UPDATE 03/02/2011 1455: MSI's affected model list and returns procedure added.
UPDATE 02/02/2011 1615: Gigabyte's motherboard replacement plan added.
Following Intel's announcement of a major flaw in the Cougar Point chipset for its latest Sandy Bridge processors, manufacturers with products affected by the fault have started to announce how they're going to address recalls.
The design flaw in Intel's Cougar Point chipset, which the company announced yesterday, results in the SATA ports on the board gradually 'decaying' over time - until they're all-but unusable.
Although Intel has announced that it is to take steps to recover Cougar Point components it has sold to OEMs, replacing them with a fixed version due for launch later this month, it's leaving the decision of what to do about consumer-level restitution to the individual manufacturers themselves.
While many are keeping quiet to gauge the lie of the land, some companies have announced returns. Asus, one of the first to release a statement, has confirmed that all its affected products - based around the Intel P67, H67, Q67, and C206 platforms - are valid for swap-out or a full refund under the company's warranty. A list of affected models, which includes motherboards, bare-bones systems, desktop PCs, and workstation boards, is available on the Asus website.
Toshiba has also issued a statement regarding its laptops featuring the faulty Cougar Point chipsets, asking those with affected Satellite A-series, Satellite E-series, Satellite L-series, Satellite M-series, Portege, and Qosimo laptops to return them to their point of sale for a full refund. Again, a full list of affected models is available on Toshiba's site.
While no official statement has yet appeared, a report from Engadget suggests that Samsung will also be offering full refunds for its faulty units - although, as yet, there is no list of affected model numbers.
Gigabyte has issued a statement confirming that all its P67/H67/P65/PH67 chipset motherboards with B2 stepping 6 series chipsets are affected by the flaw, and asks customers to hang fire until replacement boards are available in April - at which point they are advised to take their faulty units back to their point of purchase and request a replacement.
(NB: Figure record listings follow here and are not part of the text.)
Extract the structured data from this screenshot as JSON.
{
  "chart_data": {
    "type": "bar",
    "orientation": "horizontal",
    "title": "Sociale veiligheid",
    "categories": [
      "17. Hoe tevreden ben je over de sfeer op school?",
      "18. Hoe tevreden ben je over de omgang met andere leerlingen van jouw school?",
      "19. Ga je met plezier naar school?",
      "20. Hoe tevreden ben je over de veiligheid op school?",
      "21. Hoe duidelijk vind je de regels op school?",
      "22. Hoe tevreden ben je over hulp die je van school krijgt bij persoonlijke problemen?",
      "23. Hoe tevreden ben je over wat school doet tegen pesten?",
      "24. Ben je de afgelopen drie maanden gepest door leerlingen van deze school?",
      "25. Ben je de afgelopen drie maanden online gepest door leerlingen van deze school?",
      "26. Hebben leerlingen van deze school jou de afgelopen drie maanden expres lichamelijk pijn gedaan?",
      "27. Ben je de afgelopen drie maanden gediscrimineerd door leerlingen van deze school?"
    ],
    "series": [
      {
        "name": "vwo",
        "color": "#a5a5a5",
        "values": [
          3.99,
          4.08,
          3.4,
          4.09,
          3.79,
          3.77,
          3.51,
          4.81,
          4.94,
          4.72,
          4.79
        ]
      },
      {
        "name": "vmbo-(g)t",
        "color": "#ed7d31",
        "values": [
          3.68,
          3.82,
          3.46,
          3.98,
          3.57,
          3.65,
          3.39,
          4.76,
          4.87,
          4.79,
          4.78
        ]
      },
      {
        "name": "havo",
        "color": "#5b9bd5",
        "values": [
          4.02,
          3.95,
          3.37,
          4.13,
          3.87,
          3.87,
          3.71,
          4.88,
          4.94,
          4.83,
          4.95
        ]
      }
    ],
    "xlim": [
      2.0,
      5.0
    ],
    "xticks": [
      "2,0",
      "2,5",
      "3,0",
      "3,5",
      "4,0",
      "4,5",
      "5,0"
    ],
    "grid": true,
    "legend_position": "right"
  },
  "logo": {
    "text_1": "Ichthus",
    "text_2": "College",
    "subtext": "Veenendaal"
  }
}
Motherboard and laptop manufacturer MSI has announced that end-users have two options if they have bought a product affected by the recall. The first is to wait for the third revision of the chipset to be released later this month, at which point MSI will swap the faulty models for fixed versions. For those who would rather not wait, the second option is to return your goods to the retailer - although the company claims this will result in 'credit' rather than an outright refund.
MSI devices affected by the recall, based around Intel's P67, H67, and HM67 platforms, are given as models Intel P67: P67A-GD65, P67A-GD55, P67A-GD53, P67A-C45, P67A-C43, P67S-C43, H67MA-ED55, H67MA-E45, H67MS-E43, H67MS-E33 and the GT680R notebook.
The faulty chipset has caused something of a chain reaction in the industry, with numerous companies announcing delays to planned product launches while Intel attempts to produce enough of the repaired Cougar Point chipsets to meet demand - a process estimated to be costing the company over $1 billion in return costs and lost sales.
Confusingly, Tom's Hardware is reporting that US component retailer NewEgg has removed Sandy Bridge processors from its inventory - despite the processors themselves not suffering from any known design flaws. While it makes sense from the perspective of a CPU being no use without a motherboard, it's a move that won't do Intel's tattered image any good.
As more companies announce their returns procedures, we'll keep you up to date.